I'd go through a 20 layer deep marketing funnel to get to that tip because it really does work.

Also wow! Thank you for all of the awards nice Redditors. I completely forgot I left this comment and came back and my notifications had blown up.

omgIamafraidofreddit

And previously impossible situations will give way at long last.

Sayonara Capsaicin

Rubbing vegetable oil (or any cooking oil) on your hands after you cut up jalapeños or other hot peppers. It gets rid of the awfulness that would normally be left on your hands from the peppers. I rub my hands with oil and then wash it off with dish soap. I can totally remove my contacts after doing this. It's crazy how well this works.

PaulRuddsButthole

Crying Crying

Put your onion in the freezer for 10 minutes before chopping it. It freezes the juices just enough to slow down the process of it turning in to a gas, giving you a few minutes to chop the onion without tears. I learnt this tip from a kid's science show years ago and I haven't had to deal with onion tears since. So many people don't believe me, and then are genuinely surprised when it works.

Lost_in_the_Library

Just A Quick Little Base

The cheapest, most effective, and safest insecticide against roaches (especially those huge "water bug" roaches that we have in the South) is a spray bottle of mostly water with just a little liquid dish soap in it.

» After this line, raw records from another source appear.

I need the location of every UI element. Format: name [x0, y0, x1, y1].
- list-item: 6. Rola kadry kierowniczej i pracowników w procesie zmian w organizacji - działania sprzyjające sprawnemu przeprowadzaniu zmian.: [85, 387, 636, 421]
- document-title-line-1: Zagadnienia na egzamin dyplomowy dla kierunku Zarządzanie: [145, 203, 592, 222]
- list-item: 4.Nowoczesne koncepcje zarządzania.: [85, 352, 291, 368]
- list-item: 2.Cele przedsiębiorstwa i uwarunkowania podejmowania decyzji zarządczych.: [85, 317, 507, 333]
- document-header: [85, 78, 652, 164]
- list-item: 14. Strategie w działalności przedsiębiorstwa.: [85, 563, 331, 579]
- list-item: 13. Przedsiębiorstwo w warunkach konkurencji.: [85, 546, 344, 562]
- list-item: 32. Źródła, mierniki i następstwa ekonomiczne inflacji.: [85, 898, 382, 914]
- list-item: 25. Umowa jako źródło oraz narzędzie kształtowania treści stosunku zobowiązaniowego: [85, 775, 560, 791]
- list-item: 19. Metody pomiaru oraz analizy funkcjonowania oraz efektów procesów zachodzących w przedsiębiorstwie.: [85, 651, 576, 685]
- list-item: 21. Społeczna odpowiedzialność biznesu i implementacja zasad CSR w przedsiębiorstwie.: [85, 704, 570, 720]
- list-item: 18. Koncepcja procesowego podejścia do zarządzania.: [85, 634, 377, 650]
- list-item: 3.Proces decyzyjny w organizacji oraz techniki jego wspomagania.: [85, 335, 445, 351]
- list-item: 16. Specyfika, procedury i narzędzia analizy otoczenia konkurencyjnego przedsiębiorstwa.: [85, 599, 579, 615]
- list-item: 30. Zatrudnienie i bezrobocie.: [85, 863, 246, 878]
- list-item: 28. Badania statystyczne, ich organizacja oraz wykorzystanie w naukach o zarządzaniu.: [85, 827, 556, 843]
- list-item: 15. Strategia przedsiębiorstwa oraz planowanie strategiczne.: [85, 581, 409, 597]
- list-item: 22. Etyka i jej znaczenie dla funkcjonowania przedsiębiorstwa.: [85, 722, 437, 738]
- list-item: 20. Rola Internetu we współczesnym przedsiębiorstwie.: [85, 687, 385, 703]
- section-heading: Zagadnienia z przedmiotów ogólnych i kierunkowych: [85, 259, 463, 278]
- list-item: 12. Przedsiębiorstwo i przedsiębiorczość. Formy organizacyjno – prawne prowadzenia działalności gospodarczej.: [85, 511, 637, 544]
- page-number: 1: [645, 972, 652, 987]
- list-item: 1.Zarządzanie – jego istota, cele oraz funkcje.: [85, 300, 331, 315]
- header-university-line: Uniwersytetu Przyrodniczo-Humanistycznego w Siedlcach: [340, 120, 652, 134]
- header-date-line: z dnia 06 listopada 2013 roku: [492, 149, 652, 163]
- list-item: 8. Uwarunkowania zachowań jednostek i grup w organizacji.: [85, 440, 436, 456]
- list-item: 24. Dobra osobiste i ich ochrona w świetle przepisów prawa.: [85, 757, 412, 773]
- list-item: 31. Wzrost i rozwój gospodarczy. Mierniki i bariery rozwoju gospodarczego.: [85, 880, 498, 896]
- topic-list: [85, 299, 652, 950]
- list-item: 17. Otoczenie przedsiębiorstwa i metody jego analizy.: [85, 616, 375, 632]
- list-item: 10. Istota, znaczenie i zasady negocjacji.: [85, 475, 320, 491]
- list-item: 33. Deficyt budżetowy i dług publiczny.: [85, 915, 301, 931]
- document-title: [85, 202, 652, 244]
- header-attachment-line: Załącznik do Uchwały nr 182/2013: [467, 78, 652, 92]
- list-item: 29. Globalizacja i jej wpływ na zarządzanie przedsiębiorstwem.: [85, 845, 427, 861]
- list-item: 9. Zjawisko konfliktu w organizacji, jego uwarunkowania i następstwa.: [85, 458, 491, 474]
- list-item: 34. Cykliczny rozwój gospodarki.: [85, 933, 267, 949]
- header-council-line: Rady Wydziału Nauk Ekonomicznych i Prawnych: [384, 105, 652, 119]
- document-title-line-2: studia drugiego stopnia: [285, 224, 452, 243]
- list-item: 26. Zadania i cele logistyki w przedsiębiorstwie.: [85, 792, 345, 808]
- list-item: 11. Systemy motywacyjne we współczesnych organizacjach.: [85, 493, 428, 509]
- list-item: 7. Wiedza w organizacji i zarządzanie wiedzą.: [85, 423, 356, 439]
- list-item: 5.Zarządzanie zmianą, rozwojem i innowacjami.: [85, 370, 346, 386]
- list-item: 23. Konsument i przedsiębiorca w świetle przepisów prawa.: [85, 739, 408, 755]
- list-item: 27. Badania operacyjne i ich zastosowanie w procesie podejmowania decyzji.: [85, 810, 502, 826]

Shake the bottle & get the water a little foamy, then spray the roaches. They will run, scrabble, and attempt escape, of course, but they will die. The soap film suffocates them faster than any chemicals will.

A friend told me about this, & I thought she was nuts, but I tried it & it works amazingly well. Plus it's very easy to clean up and safe around food (not that you want to spray soapy water ON your food).

SnooPickles3213

Incorporating any of these lifehacks into your home may make a big difference. You'll never want to turn back.

Or you will, whatever. But they're worth a try!